The World Bank tackles Lebanon’s economic collapse through financing, technical assistance, and coordinated recovery frameworks. In Lebanon, it supports active projects across energy, water, reconstruction, health, social protection and jobs, agriculture, environment, fiscal management, and SME support. It also co-launched the Reform, Recovery and Reconstruction Framework (3RF) with the EU and UN, and administers the Lebanon Financing Facility to pool donor grants for socio-economic recovery, reforms, and reconstruction. This approach focuses on restoring essential services, protecting vulnerable households and businesses, and enabling structural reforms with transparency and accountability.

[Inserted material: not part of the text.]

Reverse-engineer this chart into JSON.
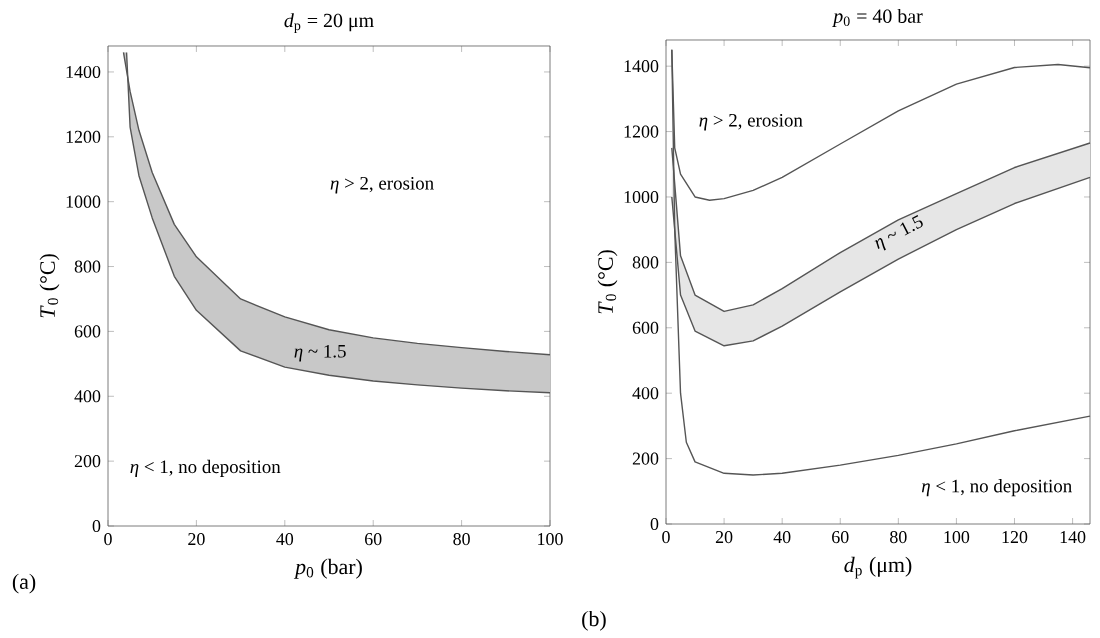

The EU supports Lebanon through humanitarian funding and coordination with implementing partners such as Mercy Corps, Save the Children, Médecins du Monde, DRC, INTERSOS, WHO, and UNRWA. Its approach includes cash assistance, shelter support, healthcare, protection, legal services, and hospital supplies, helping households and displaced people cope with the economic collapse’s effects on food security, medicine access, and living conditions. It also uses air bridge operations and member-state medical shipments to reinforce strained hospitals and emergency services.